Saturday, August 8, 2020

Life By Wandering Around


Sleep E Corner

The title of this blog, "Life By Wandering Around," could just as easily be "Life By Wondering Around in my Brain."  I have been enjoying life both ways for the last few weeks. I worried for a couple of weeks wondering why I couldn't sit down and write when indeed I could sit down outside and drift away in the heat of the summer with a breeze in the trees and the buzzing of locust, beetles, and bugs. Sitting down inside at my computer in my newly painted room, no.

In this photograph of our shading corner I can see two major problems. The first being the swing. Jack and I may very well wear this swing out before the summer is over. In Oklahoma we have experienced an unusually comfortable breezing summer (except for the week of July 19-23 when it was a humid human scorcher.) On the days when I have not played golf I have found comfort in or own backyard.

In that swing I traveled back into the time of Jesus, through the words of Sue Monk Kidd. Oh, such an insight to the neglect and foul treatment of women. My stomach nearly turned over a few times when I compared their lives to my own experiences. What If I could not work?

What if I could not support myself or my children? And then of course, the television made sure I saw the results of my what if's in the present day. No, I rarely watch the news these days, reading is so much better and I can react based on my thought, based on my previous experiences, my point of view. Back to the book that my mind just wondered away from--I recommend it because it does ask you to think. Could Jesus have had a wife? 

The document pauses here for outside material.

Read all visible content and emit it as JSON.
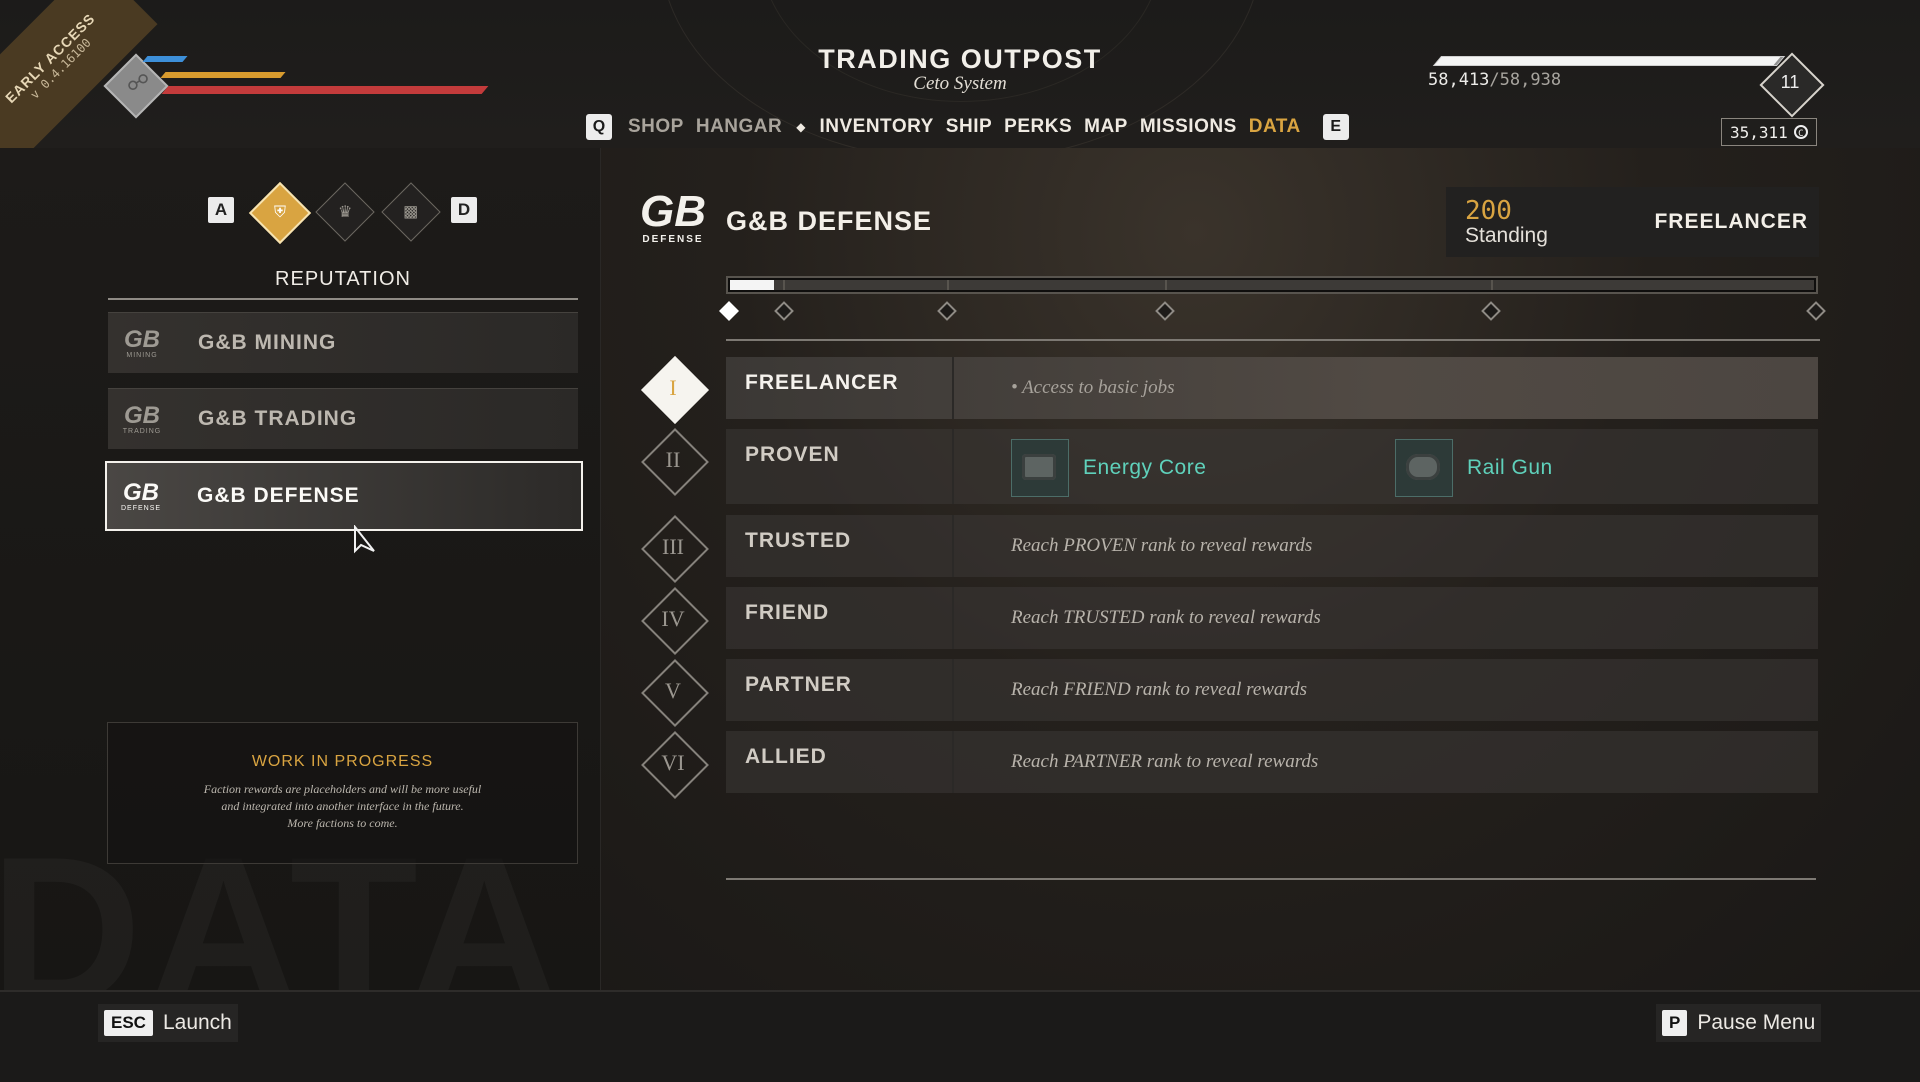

Now the outside recliner, the Sleep E Chair, has gifted my mind with other types of wanderings. Sleep being the greatest gift, of course. Listening to the buzzes this morning from the fluorescent green June Beetle, and Cicada's I wonder in my mind back to the summer Monday's we spent at Roaring River in Missouri. Dad was not a camper, but we did leave early on Monday's, his one day off from the golf course, and would drive to a lake or watering hole somewhere.  My sister and I played all day long on the rocks and in the cold water. Dad and Mom sat fishing and sometimes played with us in the water splashing and laughing like children themselves. Always overhead was the noise of the insects, the screeching of birds of prey high in the sky, or the squeal of my sister's voice when I splashed her.  Funny how sounds and noises take us back to our childhood memories. 

There are so many ways to wander through this world. From the comforts of a recliner chair by the fireplace this winter or from a rocking chair outside. Before Covid 19 struck our world this year like a laser light, I decided to read novels that were translations. The University of Oklahoma host the International Literature Award called the Neustadt Prize, one year for adult literature, and the next year for children's/young adult. I became enthralled with the stories these authors have shared when I have taken the opportunity to attend their programs, so this year I decided to explore a new world of reading. https://www.neustadtprize.org/ 

Now a map on the wall of our hall shows the places I have visited this year through translated books and situations that I cannot imagine.

For instance, Poland on the Czech border after WWII in the book Drive Your Plow Over the Bones of the Dead; Chili through the words and eyes of Isabelle Allende in the book The Long Petal to the Sea.  I've also explored Cuba before the time of Castro (Enchanted Air), and The Ghetto of Frankfurt, Germany when The First Mrs. Rothschild tells her husband's story of developing a worldwide banking system in the 1790's. 

Our backyard is alluring in more ways than shading spots. I love color and it matters not the pattern. It does help to be 'Oklahoma Proven' if the flower plans to live through the summers and the baby rabbits who eat their favorite greens no matter what the grower intended. Yes, I spend many hours wandering through the hardy flower gardens we grow, picking flowers, pulling weeds, and decluttering my mind.

Anything Grows Garden

In reflection it may be 'in the time of Covid' and like the dynamic novel Love In the Time of Cholera by Gabriel Garcia Marquez, that in the end we come to learn and better understand ourselves and our relationships.